China pollution fears pushing some foreigners out of country

China pollution pushing some foreigners out 03:32

(CBS News) The Perk family has decided to move away from Beijing.

Ethan Perk, a wine importer originally from Chicago, is moving his family to Florida to escape the Beijing air. He said, "I've had 13 fantastic years, I've learned a lot about this market, had a lot of good experience -- made some good money, and I don't really want to leave -- I really don't -- but I feel like we really have to.

Perk said he was dulled to the issue of air pollution, but that changed this January with a stretch of 14 or 15 days that he said were "really bad." He recalled, "Around noontime it was as dark as night, and I think that was really the tipping point for us."

There have been 67 days this year when the pollution reached levels where Chinese state media warned people to stay indoors.

In the past, even the U.S. Embassy tweeted that pollution levels were "crazy bad."

For decades, free coal for heating was provided to Chinese living in the north. Although the handouts were discontinued after 1980, coal continues to be a primary source of energy today and the damage to health is only now being realized.

Just this week, a study reported the half-billion people living in northern China during the 1990s will live, on average, five-and-a-half years less than those in the south because they breathed dirtier air.

Another analysis, published July 10 in The Lancet, noted that breathing low levels of air pollution over a long period of time could raise the risk of lung disease and that even short-term exposure raises the risk of hospitalization or death from heart failure.

Perk said, "It's great being here, but as my wife always says, you only have one life, and you might as well enjoy it as much as you can -- and this hasn't been enjoyable."

Perk and his wife look forward to not having to wear masks while bicycling.

The family will fly to Tampa, Fla., on Sunday.
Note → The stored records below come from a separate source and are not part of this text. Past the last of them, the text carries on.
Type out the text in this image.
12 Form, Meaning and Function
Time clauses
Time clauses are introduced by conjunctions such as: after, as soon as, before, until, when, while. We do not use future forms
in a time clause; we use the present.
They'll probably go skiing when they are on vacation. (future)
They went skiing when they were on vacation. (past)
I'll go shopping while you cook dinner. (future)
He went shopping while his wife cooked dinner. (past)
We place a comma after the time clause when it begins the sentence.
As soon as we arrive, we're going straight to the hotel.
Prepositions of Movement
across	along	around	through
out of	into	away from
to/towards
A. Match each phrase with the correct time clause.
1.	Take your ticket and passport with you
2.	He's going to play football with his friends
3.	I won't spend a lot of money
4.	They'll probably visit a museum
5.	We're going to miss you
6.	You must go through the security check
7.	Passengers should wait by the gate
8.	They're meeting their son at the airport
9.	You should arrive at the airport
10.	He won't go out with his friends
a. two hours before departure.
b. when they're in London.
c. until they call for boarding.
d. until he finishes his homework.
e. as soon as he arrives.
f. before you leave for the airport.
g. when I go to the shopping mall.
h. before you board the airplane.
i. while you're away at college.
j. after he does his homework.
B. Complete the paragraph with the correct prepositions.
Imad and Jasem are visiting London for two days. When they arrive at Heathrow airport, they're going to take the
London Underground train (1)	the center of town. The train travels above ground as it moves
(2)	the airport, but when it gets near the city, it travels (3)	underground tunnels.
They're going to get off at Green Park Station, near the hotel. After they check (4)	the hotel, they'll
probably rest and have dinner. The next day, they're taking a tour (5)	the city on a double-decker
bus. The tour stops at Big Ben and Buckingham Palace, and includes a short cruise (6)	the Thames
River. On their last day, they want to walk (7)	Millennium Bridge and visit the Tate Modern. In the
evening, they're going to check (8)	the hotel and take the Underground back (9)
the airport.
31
Their new rental house will have a pool, but it's the blue skies they're looking forward to most.

Perk said, "China in the last few years has been a hot topic, everyone wants to come here and do business and work - positions are taking a little longer to fill now, people are a little wary to come."

There are no hard numbers to quantify how many Americans or ex-pats are leaving China because of the pollution, but, CBS News' Seth Doane said there's anecdotal evidence from headhunters who say it's getting more and more difficult to fill jobs, particularly with families with young children.

The Chinese government is trying to do something about this problem by targeting heavily polluting industries, demanding that they reduce emissions by 30 percent in the next five years.